How to Control Our Dual Nature
Human nature is complex. Even if we do have inclinations toward violence, we also have inclination to empathy, to cooperation, to self-control. Steven Pinker
Human Nature and Dualism
Is the nature of all human beings the same? Merriam-Webster defines human nature as “the ways of thinking, feeling, and acting that are common to most people.” We can see from this definition why psychologists, philosophers, and sociologists opine at great length over what human nature is. I can attest to this as I try to explain human nature and its dualism below. Keeping it simple and understandable is not easy.
When I look at humans in society today, I see many examples of a duality of our nature. Right vs. wrong. Body and soul. Good and Bad. Us and them. We think and act from this duality. This duality exists in all, but we can and should control the side of our nature that we live in and exhibit most often. I look back on my life and can find many times when my dark side was in control. It is not something I am proud of. So, I will give you six steps to help you stay on the side of your dual nature that you prefer — your good side.
Our Dual Nature
The penultimate book that describes our dual nature in fiction is “Dr. Jekyll and Mr. Hyde, a novella by Robert Louis Stevenson. The main character has a dual nature: the good and the bad. This duality is the major theme — are we either born good or bad, or do both exist within us. There seems to be a very clear answer, at least to me — we are usually born with both. This is our duality.

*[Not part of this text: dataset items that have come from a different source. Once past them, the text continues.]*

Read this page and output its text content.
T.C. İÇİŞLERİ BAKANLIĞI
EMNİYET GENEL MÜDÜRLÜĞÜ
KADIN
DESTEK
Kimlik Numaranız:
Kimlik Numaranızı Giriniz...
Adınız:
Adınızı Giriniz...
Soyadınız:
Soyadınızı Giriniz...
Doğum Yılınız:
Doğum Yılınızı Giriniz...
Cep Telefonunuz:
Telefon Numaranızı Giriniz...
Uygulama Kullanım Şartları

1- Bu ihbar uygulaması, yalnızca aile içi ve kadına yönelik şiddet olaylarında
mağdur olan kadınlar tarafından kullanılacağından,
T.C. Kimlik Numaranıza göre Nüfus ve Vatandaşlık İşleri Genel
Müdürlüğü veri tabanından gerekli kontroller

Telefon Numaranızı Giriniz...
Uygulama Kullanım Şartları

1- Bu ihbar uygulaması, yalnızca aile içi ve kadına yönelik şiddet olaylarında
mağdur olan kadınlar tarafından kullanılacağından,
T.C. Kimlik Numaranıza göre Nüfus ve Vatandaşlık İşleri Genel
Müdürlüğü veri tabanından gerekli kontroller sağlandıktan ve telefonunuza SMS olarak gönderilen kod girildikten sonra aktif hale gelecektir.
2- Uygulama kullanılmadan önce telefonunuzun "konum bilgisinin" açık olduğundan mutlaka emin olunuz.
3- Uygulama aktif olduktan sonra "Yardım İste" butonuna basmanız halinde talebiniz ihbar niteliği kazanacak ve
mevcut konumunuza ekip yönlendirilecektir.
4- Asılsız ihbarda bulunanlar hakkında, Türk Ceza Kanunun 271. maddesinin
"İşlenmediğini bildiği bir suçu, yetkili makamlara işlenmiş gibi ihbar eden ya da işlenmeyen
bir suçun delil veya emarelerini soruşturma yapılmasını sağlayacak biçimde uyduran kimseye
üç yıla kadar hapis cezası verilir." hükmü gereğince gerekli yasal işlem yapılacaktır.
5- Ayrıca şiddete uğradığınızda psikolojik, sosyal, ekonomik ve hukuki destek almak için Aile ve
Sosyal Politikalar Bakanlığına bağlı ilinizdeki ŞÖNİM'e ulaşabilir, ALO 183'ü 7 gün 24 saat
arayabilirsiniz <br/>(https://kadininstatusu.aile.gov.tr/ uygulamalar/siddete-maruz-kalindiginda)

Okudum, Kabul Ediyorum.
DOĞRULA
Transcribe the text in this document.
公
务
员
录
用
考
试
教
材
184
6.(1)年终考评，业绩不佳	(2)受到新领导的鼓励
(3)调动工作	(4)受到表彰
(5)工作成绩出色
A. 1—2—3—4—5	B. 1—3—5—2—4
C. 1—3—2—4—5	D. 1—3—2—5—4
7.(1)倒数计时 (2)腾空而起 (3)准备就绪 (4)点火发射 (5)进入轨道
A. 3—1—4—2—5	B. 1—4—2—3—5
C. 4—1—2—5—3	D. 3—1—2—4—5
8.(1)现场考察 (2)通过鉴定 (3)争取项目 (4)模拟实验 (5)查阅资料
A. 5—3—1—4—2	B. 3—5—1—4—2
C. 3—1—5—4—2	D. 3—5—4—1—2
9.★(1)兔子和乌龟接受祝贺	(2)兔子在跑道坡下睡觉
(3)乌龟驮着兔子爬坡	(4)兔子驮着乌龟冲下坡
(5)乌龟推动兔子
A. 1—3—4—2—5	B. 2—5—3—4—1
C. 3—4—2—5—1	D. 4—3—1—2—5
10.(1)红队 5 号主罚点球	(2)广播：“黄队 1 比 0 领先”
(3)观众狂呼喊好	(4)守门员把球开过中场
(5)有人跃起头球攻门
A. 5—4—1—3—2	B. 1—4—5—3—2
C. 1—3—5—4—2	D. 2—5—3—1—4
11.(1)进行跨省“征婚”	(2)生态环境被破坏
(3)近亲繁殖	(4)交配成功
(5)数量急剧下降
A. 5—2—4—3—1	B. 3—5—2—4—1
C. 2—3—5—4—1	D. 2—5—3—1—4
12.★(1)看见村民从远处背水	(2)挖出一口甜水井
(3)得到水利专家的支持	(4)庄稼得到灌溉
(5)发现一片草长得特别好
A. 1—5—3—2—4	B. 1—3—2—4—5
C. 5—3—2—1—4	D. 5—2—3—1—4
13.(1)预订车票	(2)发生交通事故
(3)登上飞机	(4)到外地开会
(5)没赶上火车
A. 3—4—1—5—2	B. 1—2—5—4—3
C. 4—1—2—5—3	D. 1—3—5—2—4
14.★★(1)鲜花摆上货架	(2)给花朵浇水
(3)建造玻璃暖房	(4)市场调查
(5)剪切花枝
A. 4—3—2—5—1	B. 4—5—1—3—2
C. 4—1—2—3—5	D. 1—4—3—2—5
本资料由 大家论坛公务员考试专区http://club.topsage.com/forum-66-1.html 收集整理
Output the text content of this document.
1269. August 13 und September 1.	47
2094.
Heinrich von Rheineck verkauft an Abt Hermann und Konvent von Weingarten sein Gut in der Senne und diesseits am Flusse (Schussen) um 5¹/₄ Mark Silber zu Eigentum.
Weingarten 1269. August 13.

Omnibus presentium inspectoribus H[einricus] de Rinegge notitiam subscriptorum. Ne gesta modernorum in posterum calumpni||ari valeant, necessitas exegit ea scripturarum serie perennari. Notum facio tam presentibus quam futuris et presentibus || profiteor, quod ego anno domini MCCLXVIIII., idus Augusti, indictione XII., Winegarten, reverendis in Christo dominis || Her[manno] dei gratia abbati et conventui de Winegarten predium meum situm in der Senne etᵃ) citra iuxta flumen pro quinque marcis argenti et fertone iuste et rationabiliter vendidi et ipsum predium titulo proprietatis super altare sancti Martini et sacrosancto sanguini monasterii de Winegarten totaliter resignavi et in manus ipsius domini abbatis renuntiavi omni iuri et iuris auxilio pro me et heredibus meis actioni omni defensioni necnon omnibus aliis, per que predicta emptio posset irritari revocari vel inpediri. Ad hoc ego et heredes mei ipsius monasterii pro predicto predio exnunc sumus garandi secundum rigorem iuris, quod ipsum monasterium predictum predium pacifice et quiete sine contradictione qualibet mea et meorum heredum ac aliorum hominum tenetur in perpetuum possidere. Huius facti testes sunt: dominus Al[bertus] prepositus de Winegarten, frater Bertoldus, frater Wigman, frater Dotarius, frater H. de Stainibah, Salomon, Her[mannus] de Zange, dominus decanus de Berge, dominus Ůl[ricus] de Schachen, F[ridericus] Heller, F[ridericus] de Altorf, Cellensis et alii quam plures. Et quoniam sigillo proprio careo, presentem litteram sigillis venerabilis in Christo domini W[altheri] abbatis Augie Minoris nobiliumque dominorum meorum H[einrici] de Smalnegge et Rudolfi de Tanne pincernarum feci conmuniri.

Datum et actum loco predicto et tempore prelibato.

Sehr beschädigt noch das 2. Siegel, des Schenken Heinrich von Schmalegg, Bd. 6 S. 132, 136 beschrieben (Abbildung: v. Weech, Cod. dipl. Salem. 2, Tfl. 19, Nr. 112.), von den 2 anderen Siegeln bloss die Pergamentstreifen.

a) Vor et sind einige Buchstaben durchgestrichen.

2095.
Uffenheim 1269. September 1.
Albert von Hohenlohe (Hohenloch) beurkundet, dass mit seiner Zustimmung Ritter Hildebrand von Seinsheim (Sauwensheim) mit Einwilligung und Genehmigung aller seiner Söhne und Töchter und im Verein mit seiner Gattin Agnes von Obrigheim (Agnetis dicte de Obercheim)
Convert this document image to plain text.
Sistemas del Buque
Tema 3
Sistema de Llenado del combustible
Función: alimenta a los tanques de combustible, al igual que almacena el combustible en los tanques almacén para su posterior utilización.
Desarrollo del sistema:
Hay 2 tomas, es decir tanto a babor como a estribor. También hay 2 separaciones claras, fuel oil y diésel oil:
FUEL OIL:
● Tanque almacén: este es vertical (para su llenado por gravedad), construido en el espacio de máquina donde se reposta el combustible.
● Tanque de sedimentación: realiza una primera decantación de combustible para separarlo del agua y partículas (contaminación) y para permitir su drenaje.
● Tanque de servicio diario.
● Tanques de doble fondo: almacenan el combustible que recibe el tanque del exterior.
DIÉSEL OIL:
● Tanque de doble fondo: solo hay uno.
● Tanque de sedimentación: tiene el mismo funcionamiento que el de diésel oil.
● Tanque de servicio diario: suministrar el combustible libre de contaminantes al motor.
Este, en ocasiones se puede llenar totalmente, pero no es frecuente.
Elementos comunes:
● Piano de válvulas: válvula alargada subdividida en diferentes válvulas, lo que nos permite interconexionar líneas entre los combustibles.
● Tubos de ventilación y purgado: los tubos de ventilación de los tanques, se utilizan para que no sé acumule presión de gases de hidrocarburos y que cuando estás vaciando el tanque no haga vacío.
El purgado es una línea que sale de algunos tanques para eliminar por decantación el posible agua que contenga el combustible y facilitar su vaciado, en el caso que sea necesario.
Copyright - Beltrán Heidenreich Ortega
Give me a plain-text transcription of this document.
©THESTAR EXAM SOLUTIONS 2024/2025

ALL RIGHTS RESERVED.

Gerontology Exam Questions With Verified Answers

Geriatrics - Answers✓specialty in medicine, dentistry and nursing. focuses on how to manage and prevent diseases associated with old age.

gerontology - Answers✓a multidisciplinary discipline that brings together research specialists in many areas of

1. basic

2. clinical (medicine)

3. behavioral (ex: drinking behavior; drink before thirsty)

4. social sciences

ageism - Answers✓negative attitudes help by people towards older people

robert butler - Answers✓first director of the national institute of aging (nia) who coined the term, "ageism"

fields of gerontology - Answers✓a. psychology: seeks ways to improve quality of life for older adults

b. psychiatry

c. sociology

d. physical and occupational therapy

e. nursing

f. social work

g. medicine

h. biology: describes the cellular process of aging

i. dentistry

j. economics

How we handle it and change it if we don’t like it are the core questions each of us must answer.
Controlling our duality.
We control our dominant nature (good or bad) by controlling ourselves through our minds. For example, temptations to slip into our bad side abound. We can disobey laws or follow them. We can believe in people or categorize some as good and some as bad. We can debate the truth or refuse to see it because of our nature.
As an example, how I think and react depends on my values, morality, and my abiding drive to help others—these guide my actions. Unfortunately, I say yes more often than no to myself and others. Not always a good thing because it can lead to my being overwhelmed even though it is consistent with who I am. I feel a little guilty whenever I pass by someone with a sign on the street when I don’t stop and help. But my control slips on occasion, and I rationalize my bad self. It is OK to speed because there are no other cars on this highway. I can categorize people by thinking that they are entitled to be stupid.
I have to remind myself that everyone is entitled to their opinion. But the opinion I disagree with is not the whole person I can still relate to, despite that opinion.
Here are five ways you can help yourself spend more time in your good nature.
Five ways to learn to control your dual Nature and Better Understand others.
- Examine what you do and what you think about. Again, this comes down to knowing yourself and why you are doing what you do. Don’t rationalize bad behavior. Instead, examine it and learn from it. Realize, going into this process, that you are the result of your experiences.
- Don’t put others down so you can succeed. If you are old enough, we have all heard the stories of corporate cultures where everyone is conniving to rise to the top at the expense of others. Then do bad things and rationalize it as ‘it’s only business.’ People in government who make decisions based on their ability to stay in power, rather than what is best for the governed, are putting themselves first.
- Meditate: We need to spend time each day in contemplation and reflection. Calm your body and mind from the chaos of the day. Reflect on what is going well and what needs to be changed.
- Study mindfulness: This is the study of being fully aware of each moment of your daily life. We often don’t live in the moment, and we are too busy thinking ahead or worrying about what has gone past. Mindfulness and meditation are often used synonymously, but there is a difference. Here we are trying to learn how to live more fully in the moment. This can be helped by the reflection and contemplation we are doing when we are meditating.
- Maintain a growth mindset. Dr. Carol Dweck describes two types of mindsets in her book Mindset the new psychology of success — a fixed mindset and a growth mindset. A person who operates from a fixed mindset and receives a setback blames it on something else. It is never their fault. They can’t correct it. A person with a growth mindset who receives a setback sees it as an opportunity to learn something new, not as an inherent fault. Practice for 10,000 hours, and you can learn anything. So act with a growth mindset life is an opportunity, and you can always learn to do and be better.
The three hardest tasks in the world are neither physical feats nor intellectual achievements, but moral acts: to return love for hate, to include the excluded, and to say, “I was wrong” Sydney J. Harris.